Linear Feature-Based Triangulation for Large-Scale Orthophoto Generation Over Mechanized Agricultural Fields

Unmanned aerial vehicles (UAVs) equipped with imaging and ranging sensors have become an effective remote sensing data acquisition tool for digital agriculture. Among potential products derived from UAVs, high-resolution orthophotos play an important role in several phenotyping activities, such as canopy cover estimation and flowering date identification. Current structure from motion (SfM) tools for image-based 3-D reconstruction and orthophoto generation cannot perform well when working with large-scale imagery over mechanized agricultural fields. This failure is mainly due to their inability to identify enough conjugate points among overlapping images captured at low altitudes. This study addresses such limitation through a new strategy that uses plant row segments as linear features in the triangulation process.

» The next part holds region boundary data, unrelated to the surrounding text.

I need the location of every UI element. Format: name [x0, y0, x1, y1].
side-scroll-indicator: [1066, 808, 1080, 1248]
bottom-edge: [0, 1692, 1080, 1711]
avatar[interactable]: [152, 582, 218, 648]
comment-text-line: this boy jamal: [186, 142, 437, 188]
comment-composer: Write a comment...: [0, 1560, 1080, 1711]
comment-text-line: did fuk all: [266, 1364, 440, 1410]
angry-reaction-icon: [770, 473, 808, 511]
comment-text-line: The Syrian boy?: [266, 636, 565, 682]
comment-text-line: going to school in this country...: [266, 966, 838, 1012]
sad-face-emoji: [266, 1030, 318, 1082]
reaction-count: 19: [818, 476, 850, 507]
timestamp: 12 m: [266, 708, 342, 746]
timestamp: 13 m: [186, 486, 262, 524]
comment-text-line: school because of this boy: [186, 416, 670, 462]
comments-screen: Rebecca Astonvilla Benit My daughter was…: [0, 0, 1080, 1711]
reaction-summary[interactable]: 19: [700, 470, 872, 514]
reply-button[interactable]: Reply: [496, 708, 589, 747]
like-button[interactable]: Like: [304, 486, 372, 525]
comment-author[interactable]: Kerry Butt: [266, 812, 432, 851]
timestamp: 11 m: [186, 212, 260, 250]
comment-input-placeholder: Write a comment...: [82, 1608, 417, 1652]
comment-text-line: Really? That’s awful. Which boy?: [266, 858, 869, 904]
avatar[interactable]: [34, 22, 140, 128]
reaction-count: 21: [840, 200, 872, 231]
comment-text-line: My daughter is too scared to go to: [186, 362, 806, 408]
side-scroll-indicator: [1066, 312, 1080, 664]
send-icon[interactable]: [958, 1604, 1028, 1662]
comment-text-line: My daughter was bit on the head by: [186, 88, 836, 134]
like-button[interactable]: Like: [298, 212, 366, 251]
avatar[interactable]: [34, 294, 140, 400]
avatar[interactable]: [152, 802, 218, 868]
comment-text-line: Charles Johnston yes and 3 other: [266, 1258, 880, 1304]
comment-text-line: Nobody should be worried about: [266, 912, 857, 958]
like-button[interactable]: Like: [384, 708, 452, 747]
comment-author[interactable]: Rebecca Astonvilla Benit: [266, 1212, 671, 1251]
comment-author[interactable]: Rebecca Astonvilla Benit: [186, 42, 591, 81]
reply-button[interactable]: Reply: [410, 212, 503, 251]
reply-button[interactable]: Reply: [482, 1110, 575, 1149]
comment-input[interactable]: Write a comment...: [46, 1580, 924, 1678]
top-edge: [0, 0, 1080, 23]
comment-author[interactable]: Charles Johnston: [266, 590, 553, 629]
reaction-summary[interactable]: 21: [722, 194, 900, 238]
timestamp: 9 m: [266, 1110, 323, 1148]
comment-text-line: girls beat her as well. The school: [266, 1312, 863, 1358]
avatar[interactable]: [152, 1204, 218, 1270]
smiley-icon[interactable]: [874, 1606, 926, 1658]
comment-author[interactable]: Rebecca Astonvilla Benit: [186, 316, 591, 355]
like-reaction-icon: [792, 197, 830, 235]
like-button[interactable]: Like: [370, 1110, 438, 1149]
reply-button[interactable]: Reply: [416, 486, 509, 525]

The linear features are derived in two steps. First, an automated approach is implemented to extract plant row segments from the LiDAR data which are then back-projected to the imagery using available trajectory and system calibration parameters. In the second step, a machine-assisted strategy is used to adjust the line segments in image space for deriving accurate linear features. In the proposed framework, the triangulation process is conducted by investigating two mathematical models—referred to as object-space and image-space coplanarity constraints—for incorporating linear features in the bundle adjustment (BA). The orthophoto is generated using the refined trajectory and system calibration parameters derived from the BA process. Several experimental results over an agricultural filed show that the proposed framework outperforms commonly used SfM tools, e.g., Pix4D Mapper Pro and Agisoft Metashape in terms of generating orthophotos with high visual quality and geolocation accuracy. Also, results indicate that the object-space coplanarity constraint is more robust against potential noise in line measurements when compared to the image-space coplanarity model. However, both models lead to high absolute accuracy in the range of ±2–4 cm when the noise level in the image measurements of points along the line is reasonable, i.e., ~5–10 pixels.